Its coverage through Kampala would however not support the volumes currently ferried by roads. KR & UR are under concession a 25 years to RVR. URC was left to monitor non-core assets, concession performance and regulation on behalf of the government. Renegotiations were done in 2010 because targets hadn’t been met to allow for funding and enhanced management, thus any project to construct an ‘overhead’ railway line would be met with resistance because of interference with the agreement terms and conditions.
In addition, a technologically advanced rail service needs to be developed to better future advancement possibilities without isolating middle or upper class citizens in respect of quality. An underground railway is favourable to circumvent constraints and costs like ‘right of way’ payments, interference with the RVR concession etc. The 72 kilometer track will have 45 stations/goods houses; bonding service routes and connecting to buses at subway drop off points with 8 minor and 3 major lines as follows.
* Bunamwaya – Namasuba – Kibuye – City Center – Mulago – Bwaise – Kazo * Ntinda- Bukoto – Kamwokya – Naguru – City Center – Kabalagala – Bunga – Gaba – Munyonyo * Busega – Nateete – Lungujja – City Center – Kiswa – Nakawa – Kinawataka – Kireka 5 passenger and 1 goods trains will be used with 4 cars each with a total capacity of 720 passengers departing a single major station at 4 hour intervals 6 times a day but this would be dependent on demand in that period of time. The proposed railway network is attached below. Figure I: Map of Kampala showing proposed railway network
2. 0 Goals & Objectives 1. To eliminate road fleet congestion. * To instigate construction of a 3 route, 72 km underground railway in Kampala by 2024. * To enhance proposed railway system connection to the road network in Kampala. * To execute standard train movement schedules for goods and passenger pickup from various stations within and on the outskirts of Kampala six times a day per station. 2. To Identify and prioritise the railway system infrastructure * To develop a feasible, optimal engineering design for the railway in the next 4 years.

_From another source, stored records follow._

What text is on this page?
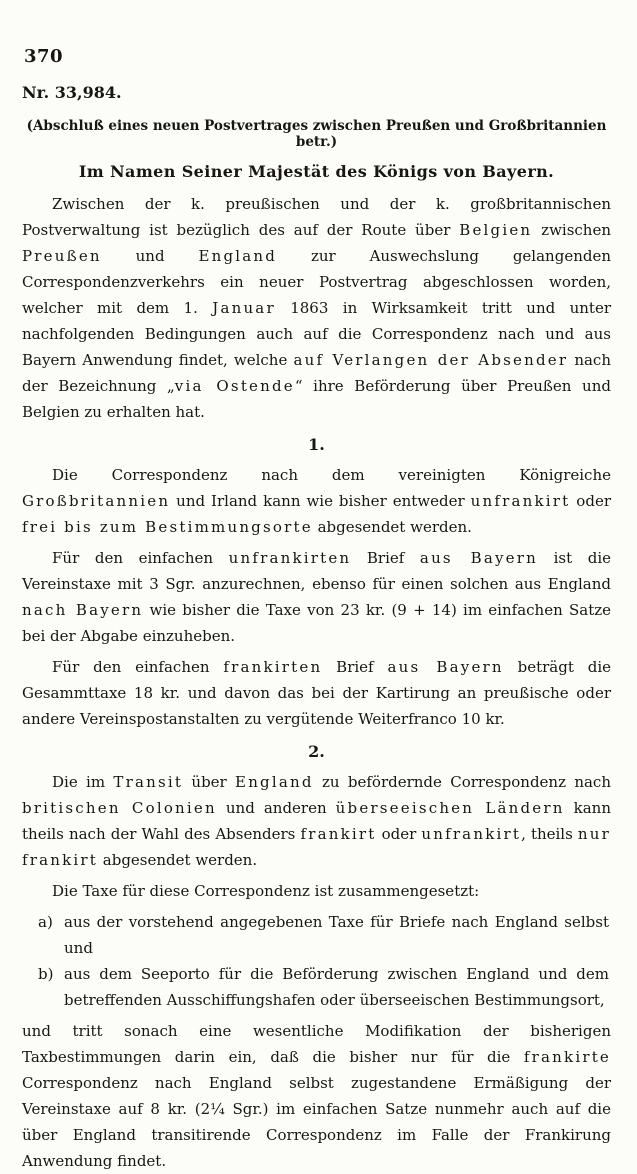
370
Nr. 33,984.
(Abschluß eines neuen Postvertrages zwischen Preußen und Großbritannien betr.)
Im Namen Seiner Majestät des Königs von Bayern.

Zwischen der k. preußischen und der k. großbritannischen Postverwaltung ist bezüglich des auf der Route über Belgien zwischen Preußen und England zur Auswechslung gelangenden Correspondenzverkehrs ein neuer Postvertrag abgeschlossen worden, welcher mit dem 1. Januar 1863 in Wirksamkeit tritt und unter nachfolgenden Bedingungen auch auf die Correspondenz nach und aus Bayern Anwendung findet, welche auf Verlangen der Absender nach der Bezeichnung „via Ostende“ ihre Beförderung über Preußen und Belgien zu erhalten hat.

1.

Die Correspondenz nach dem vereinigten Königreiche Großbritannien und Irland kann wie bisher entweder unfrankirt oder frei bis zum Bestimmungsorte abgesendet werden.

Für den einfachen unfrankirten Brief aus Bayern ist die Vereinstaxe mit 3 Sgr. anzurechnen, ebenso für einen solchen aus England nach Bayern wie bisher die Taxe von 23 kr. (9 + 14) im einfachen Satze bei der Abgabe einzuheben.

Für den einfachen frankirten Brief aus Bayern beträgt die Gesammttaxe 18 kr. und davon das bei der Kartirung an preußische oder andere Vereinspostanstalten zu vergütende Weiterfranco 10 kr.

2.

Die im Transit über England zu befördernde Correspondenz nach britischen Colonien und anderen überseeischen Ländern kann theils nach der Wahl des Absenders frankirt oder unfrankirt, theils nur frankirt abgesendet werden.

Die Taxe für diese Correspondenz ist zusammengesetzt:

a) aus der vorstehend angegebenen Taxe für Briefe nach England selbst und
b) aus dem Seeporto für die Beförderung zwischen England und dem betreffenden Ausschiffungshafen oder überseeischen Bestimmungsort,

und tritt sonach eine wesentliche Modifikation der bisherigen Taxbestimmungen darin ein, daß die bisher nur für die frankirte Correspondenz nach England selbst zugestandene Ermäßigung der Vereinstaxe auf 8 kr. (2¼ Sgr.) im einfachen Satze nunmehr auch auf die über England transitirende Correspondenz im Falle der Frankirung Anwendung findet.
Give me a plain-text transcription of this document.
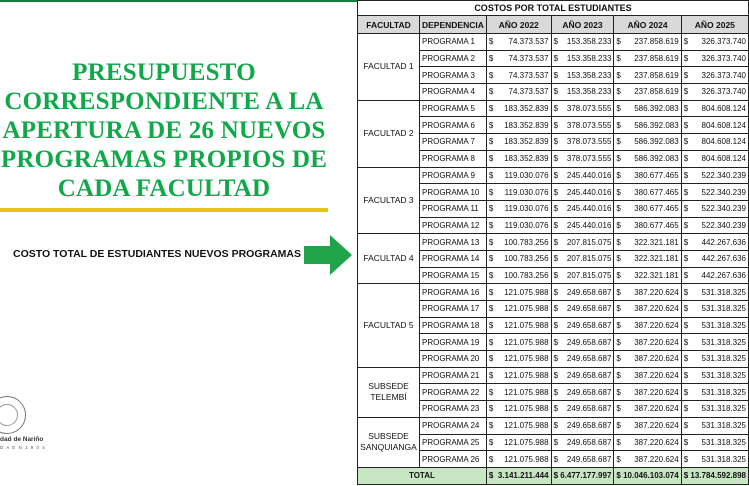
PRESUPUESTO
CORRESPONDIENTE A LA
APERTURA DE 26 NUEVOS
PROGRAMAS PROPIOS DE
CADA FACULTAD
COSTO TOTAL DE ESTUDIANTES NUEVOS PROGRAMAS
dad de Nariño
D A E N 1 9 0 4
COSTOS POR TOTAL ESTUDIANTES									
FACULTAD	DEPENDENCIA	AÑO 2022		AÑO 2023		AÑO 2024		AÑO 2025	
FACULTAD 1	PROGRAMA 1	$	74.373.537	$	153.358.233	$	237.858.619	$	326.373.740
	PROGRAMA 2	$	74.373.537	$	153.358.233	$	237.858.619	$	326.373.740
	PROGRAMA 3	$	74.373.537	$	153.358.233	$	237.858.619	$	326.373.740
	PROGRAMA 4	$	74.373.537	$	153.358.233	$	237.858.619	$	326.373.740
FACULTAD 2	PROGRAMA 5	$	183.352.839	$	378.073.555	$	586.392.083	$	804.608.124
	PROGRAMA 6	$	183.352.839	$	378.073.555	$	586.392.083	$	804.608.124
	PROGRAMA 7	$	183.352.839	$	378.073.555	$	586.392.083	$	804.608.124
	PROGRAMA 8	$	183.352.839	$	378.073.555	$	586.392.083	$	804.608.124
FACULTAD 3	PROGRAMA 9	$	119.030.076	$	245.440.016	$	380.677.465	$	522.340.239
	PROGRAMA 10	$	119.030.076	$	245.440.016	$	380.677.465	$	522.340.239
	PROGRAMA 11	$	119.030.076	$	245.440.016	$	380.677.465	$	522.340.239
	PROGRAMA 12	$	119.030.076	$	245.440.016	$	380.677.465	$	522.340.239
FACULTAD 4	PROGRAMA 13	$	100.783.256	$	207.815.075	$	322.321.181	$	442.267.636
	PROGRAMA 14	$	100.783.256	$	207.815.075	$	322.321.181	$	442.267.636
	PROGRAMA 15	$	100.783.256	$	207.815.075	$	322.321.181	$	442.267.636
FACULTAD 5	PROGRAMA 16	$	121.075.988	$	249.658.687	$	387.220.624	$	531.318.325
	PROGRAMA 17	$	121.075.988	$	249.658.687	$	387.220.624	$	531.318.325
	PROGRAMA 18	$	121.075.988	$	249.658.687	$	387.220.624	$	531.318.325
	PROGRAMA 19	$	121.075.988	$	249.658.687	$	387.220.624	$	531.318.325
	PROGRAMA 20	$	121.075.988	$	249.658.687	$	387.220.624	$	531.318.325
SUBSEDE TELEMBÍ	PROGRAMA 21	$	121.075.988	$	249.658.687	$	387.220.624	$	531.318.325
	PROGRAMA 22	$	121.075.988	$	249.658.687	$	387.220.624	$	531.318.325
	PROGRAMA 23	$	121.075.988	$	249.658.687	$	387.220.624	$	531.318.325
SUBSEDE SANQUIANGA	PROGRAMA 24	$	121.075.988	$	249.658.687	$	387.220.624	$	531.318.325
	PROGRAMA 25	$	121.075.988	$	249.658.687	$	387.220.624	$	531.318.325
	PROGRAMA 26	$	121.075.988	$	249.658.687	$	387.220.624	$	531.318.325
TOTAL		$	3.141.211.444	$ 6.477.177.997		$ 10.046.103.074		$ 13.784.592.898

* To develop an organizational structure, determine activities and strategies yielding a modernized process for performing the work on the railway in the next 2 years. * To Identify and prioritize proposed route for 4 car train supporting 1,300 tonnes, with a speed of 50 km/hr in the next 4 years. 3. To enhance conformity with safety,efficiency and regulatory requirements of the railway. * To draft, table and seek parliamentary approval of the Railway Safety & Security Act in the next 3 years.